I worked in the hosting biz for 3 years using virtualisation for IaaS. When I was asked about it, I told people that:
- No customer/tenant could trust any other customer/tenant
- I (the hosting company) could not trust any customer/tenant
- Some of the customers/tenants favoured convenience over security, or they were complete and utter morons
- I didn’t know them from Adam and they could have been up to no good
Trustworthy isolation was critical, and the virtualisation being used had to be rock solid. I could not risk one tenant getting access to another, and I absolutely in any circumstance could never let them near the infrastructure.

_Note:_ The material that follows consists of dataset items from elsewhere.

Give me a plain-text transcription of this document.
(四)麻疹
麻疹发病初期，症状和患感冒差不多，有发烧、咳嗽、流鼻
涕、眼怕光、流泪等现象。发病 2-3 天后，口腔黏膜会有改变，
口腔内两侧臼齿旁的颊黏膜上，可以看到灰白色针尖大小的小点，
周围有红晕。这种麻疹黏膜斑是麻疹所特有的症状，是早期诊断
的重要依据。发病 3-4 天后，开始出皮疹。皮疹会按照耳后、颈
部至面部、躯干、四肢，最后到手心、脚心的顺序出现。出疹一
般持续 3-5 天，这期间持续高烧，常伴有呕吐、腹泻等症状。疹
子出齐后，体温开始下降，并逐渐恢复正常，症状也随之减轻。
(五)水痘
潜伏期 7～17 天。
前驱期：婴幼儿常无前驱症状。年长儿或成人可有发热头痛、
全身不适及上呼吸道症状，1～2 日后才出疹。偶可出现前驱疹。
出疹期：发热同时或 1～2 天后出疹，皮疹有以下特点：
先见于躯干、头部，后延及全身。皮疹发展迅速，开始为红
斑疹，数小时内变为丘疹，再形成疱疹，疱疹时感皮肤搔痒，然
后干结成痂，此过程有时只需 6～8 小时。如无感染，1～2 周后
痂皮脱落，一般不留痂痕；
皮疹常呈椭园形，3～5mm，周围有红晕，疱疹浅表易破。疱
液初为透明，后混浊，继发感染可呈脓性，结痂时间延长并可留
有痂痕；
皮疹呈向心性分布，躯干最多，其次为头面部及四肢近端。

Long story short: A hacker can craft a VMDK descriptor file, upload it to a cloud (a feature that is offered for migration), and configure that descriptor file to load VMware ESXi system files directly into the virtual machine. They successfully tested this on ESX 5.0, loading the /etc/shadow file, which according to nixCraft:
… stores actual password in encrypted format for user’s account with additional properties related to user password i.e. it stores secure user account information
Woops! That sounds like a file you don’t want to be making readily available. Remember: this was a “hosting customer” that uploaded a VM as a guest, fired up the VM, and gained access to the usernames/passwords of the host. They also got access to other files such as system logs.
They then went on to gain access to all physical hard drives on the host. You have to be kidding me!!!!!
So if you are a company setting up a cloud with VM upload/migration features, and basic security is important, then don’t use vSphere 5.0.